Our results indicate that prenylation and subsequent membrane trafficking of small GTPases is a dynamically regulated process defined by changes in the nucleotide-bound state of the GTPase and by interactions with SmgGDS splice variants. The assumption that newly synthesized small GTPases immediately enter the prenylation pathway, without any regulatory controls, is no longer tenable. This newly defined ability to regulate prenylation might provide many advantages to cells, including the ability to store nonprenylated small GTPases that could be rapidly released into the prenylation pathway when they are needed, rather than depending on energy-dependent transcription and translation.

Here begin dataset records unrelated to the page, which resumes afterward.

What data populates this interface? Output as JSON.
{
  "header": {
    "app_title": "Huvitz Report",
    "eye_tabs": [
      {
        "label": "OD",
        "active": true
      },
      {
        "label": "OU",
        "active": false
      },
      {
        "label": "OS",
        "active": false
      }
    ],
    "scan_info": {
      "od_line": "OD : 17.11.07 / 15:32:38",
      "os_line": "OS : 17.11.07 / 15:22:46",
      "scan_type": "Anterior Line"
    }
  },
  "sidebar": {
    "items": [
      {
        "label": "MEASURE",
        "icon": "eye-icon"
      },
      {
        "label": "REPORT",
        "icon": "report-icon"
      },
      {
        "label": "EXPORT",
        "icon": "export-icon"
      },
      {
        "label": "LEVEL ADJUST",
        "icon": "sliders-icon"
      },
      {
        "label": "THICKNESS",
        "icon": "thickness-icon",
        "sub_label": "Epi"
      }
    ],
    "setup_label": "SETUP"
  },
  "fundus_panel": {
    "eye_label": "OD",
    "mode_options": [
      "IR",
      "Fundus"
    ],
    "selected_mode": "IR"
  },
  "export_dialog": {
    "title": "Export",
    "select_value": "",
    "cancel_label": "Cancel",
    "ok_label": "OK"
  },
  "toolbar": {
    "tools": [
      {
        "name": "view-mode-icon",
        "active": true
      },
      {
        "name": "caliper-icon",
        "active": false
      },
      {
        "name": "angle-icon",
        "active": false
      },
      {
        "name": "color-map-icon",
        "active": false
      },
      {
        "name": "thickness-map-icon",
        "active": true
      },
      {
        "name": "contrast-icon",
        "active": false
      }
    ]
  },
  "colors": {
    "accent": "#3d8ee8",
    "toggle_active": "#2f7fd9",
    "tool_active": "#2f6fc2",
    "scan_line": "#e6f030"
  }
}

The most striking and consistent pattern we observed is that SmgGDS-607 interacts with the nonprenylated forms of all of the small GTPases tested, whereas SmgGDS-558 is restricted to recognizing the prenylated forms of these small GTPases. The finding that SmgGDS-607 co-expression slows the prenylation of the DN forms of Rap1A, RhoA, and Rac1 indicates that SmgGDS-607 regulates the entrance of these GTPases into the prenylation pathway. It might seem perplexing that SmgGDS-607 regulates the prenylation of DN GTPases more than WT GTPases, especially because DN GTPases are not endogenously expressed in cells. However, the biological significance of this observation is explained by reports that the DN mutation prolongs the time that small GTPases remain in the nucleotide-free state or the GDP-bound state (36, 39), which are states attained by endogenous small GTPases in cells. Thus, the preferential regulation of DN GTPases by SmgGDS-607 indicates that SmgGDS-607 preferentially regulates small GTPases in the nucleotide-free or GDP-bound forms. Consistent with this interpretation, it was previously found that WT-Rac1 remains in the nucleotide-free form when it is bound to SmgGDS (40). Based on these observations, it is intriguing to speculate that SmgGDS-607 intercepts newly synthesized, nucleotide-free, or GDP-bound GTPases to regulate their entrance into the prenylation pathway.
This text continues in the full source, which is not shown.